Learning Channels As An Aid To Learning.
Do not pass Go. Do not collect $200 until you read this.
When we are teaching students new skills or reviewing skills that they already have learned, we rely on information based on learning channels. Each learning channel has an input and an output. There are many different kinds of each. Eric and Elizabeth Haughton pioneered much of the work on learning channels in the 1970’s.
This work was attempting to add clarity to what was the emerging notion of “learning styles” a phenomenon which became very popular with teachers and parents at the time. People talked about being a “visual learner” or an “auditory learner” as the main way in which they processed information.
Unfortunately sometimes these terms were used to describe the person in one modality and inferring that they were not able to learn in other modalities. I have sat through Individual Educational Plan meetings in which parents and teachers formulated plans on the basis of a particular learning style to the complete disregard of other options. I have heard statements like, “You can’t teach him that way. He’s a visual learner. You have to make that visual.” I’ve not met anyone who does not learn from multiple channels of inputs and outputs, so I have always been suspicious of Learning Styles as a sufficient answer to learning problems.
Substituting Learning Channels for Learning Styles moves the discussion into observable behaviors rather than more global and more amorphous concepts. Learning Channels specify the input and the output of behavior used in the task under consideration. Inputs can vary to include any sense, (e.g. See, Hear, Think, Touch etc.) Outputs can also be highly variable ( e.g. Say, Write, Do, Mark, Think). Taken as an input/output set, it becomes easier to describe the event. A student can See/Say numbers from 100 to 1 when learning to count backwards. A student can Think/Say numbers when using their memory without any display of numbers to count backwards.
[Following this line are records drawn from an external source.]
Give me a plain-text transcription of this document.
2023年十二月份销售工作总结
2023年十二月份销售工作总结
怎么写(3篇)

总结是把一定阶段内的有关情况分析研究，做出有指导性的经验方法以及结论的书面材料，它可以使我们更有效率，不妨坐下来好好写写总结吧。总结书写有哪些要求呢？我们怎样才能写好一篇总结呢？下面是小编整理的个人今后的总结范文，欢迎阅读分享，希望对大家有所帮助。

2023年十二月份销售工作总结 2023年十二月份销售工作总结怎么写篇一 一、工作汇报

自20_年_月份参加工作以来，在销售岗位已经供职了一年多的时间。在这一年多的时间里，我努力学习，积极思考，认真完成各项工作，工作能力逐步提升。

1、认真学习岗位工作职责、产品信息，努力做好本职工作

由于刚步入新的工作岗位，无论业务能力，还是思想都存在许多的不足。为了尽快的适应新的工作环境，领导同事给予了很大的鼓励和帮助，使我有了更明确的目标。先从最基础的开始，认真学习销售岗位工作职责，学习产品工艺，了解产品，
Some combinations of inputs and output in learning channels are more difficult than others. Usually a See input is easier than a Think input because it provides a model of the task. If I am starting a new task with a student such as learning to count backward from 100, I would begin with a See/Say channel and then change it to a Think/ Say channel once the student is fluent with the See/Say task. Starting off with a display of the numbers and then removing it and relying on memory is a more difficult task. Starting with See/Say makes the initial learning faster and easier.
Having numerous input and output channels available assists us in developing options when the preferred channel provides less than desirable results. Having recorded the specific learning channels as to how a task was done also helps in more clearly communicating how that teacher, tutor or parent did the task.